DNA from every tissue such as hair follicle, saliva, skin, bone etc show the same degree of polymorphism. Thus, these are very important as an identification tool in forensic applications. Moreover, since polymorphisms are passed on from parents to children, this fingerprinting technique is also the basis of paternity testing.
Let’s understand exactly what polymorphisms are.
Polymorphisms are variations at the genetic level that arise due to mutations. In an individual, new mutations can arise either in somatic cells or germ cells i.e. cells that generate sperm and ovum. If the germ cell mutation doesn’t affect the individual’s ability to reproduce, then it is passed on to the next generation and thus, spreads in the population.
DNA polymorphism is an inheritable mutation observed at a high frequency in a population. The probability of these variations is higher on non-coding DNA since mutations in them will not impact an individual’s reproductive ability. This then passes from generation to generation and is one of the basis of variation in human evolution. Polymorphisms can be changes in a single nucleotide or large scale changes.
Alec Jeffreys initially developed the technique of DNA fingerprinting using a satellite DNA that shows a very high degree of polymorphism, as a probe. It is called Variable Number of Tandem Repeats (VNTR). VNTR belongs to the class of mini-satellites. Here, a small DNA sequence is arranged in many copies. The copy number varies between individuals and the number of repeats shows a high degree of polymorphism.
The technique of DNA fingerprinting involves Southern blot hybridization using radiolabelled VNTR as a probe. The steps are:
- Sample collection
- DNA isolation.
- DNA digestion using restriction endonucleases.
- Separation of DNA fragments using electrophoresis.
- Blotting (transferring) of separated DNA fragments on to synthetic membranes like nylon or nitrocellulose.
- Hybridization with the labelled VNTR probe.

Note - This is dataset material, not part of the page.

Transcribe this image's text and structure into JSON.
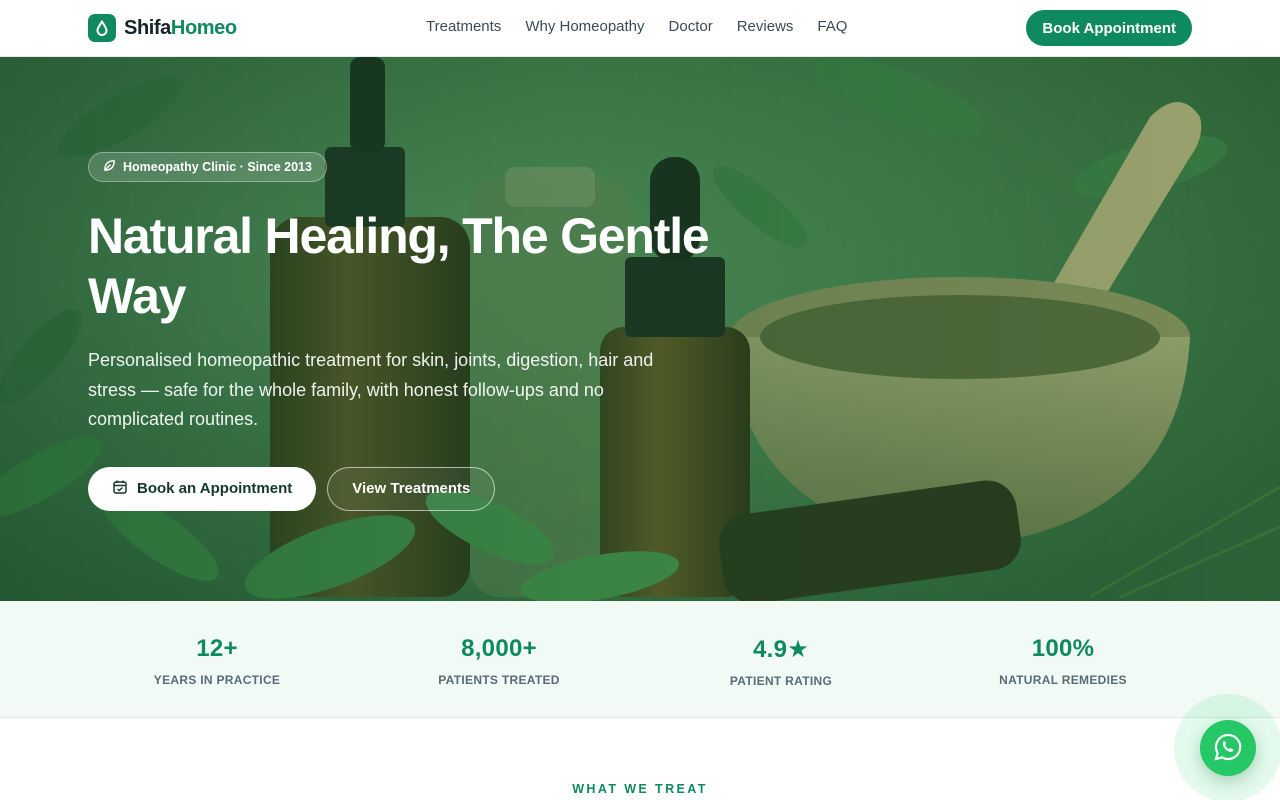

- Detection of the hybridized DNA fragments using autoradiography.
The size of VNTR ranges from 0.1 to 20 kilobases. Therefore, the autoradiogram results show bands of multiple sizes. These bands give a characteristic pattern which differs between individuals except for monozygotic twins. Further, polymerase chain reaction (PCR) increases the sensitivity of fingerprinting i.e. DNA from a single cell is enough to perform fingerprinting.Apart from forensic science and paternity testing, this technique is also useful in determining population and genetic diversities. Therefore, many different probes are used currently to generate DNA fingerprints.
Solved Example For You
Question: Which of the following statements is false?
- Less than 2% of the human genome codes for proteins.
- Chromosome Y has the most genes.
- An average gene in the human genome has 3000 bases.
- Repeated sequences make up a large part of the human genome.
Solution: Statement ‘b’ is false because chromosome Y has the fewest genes (231).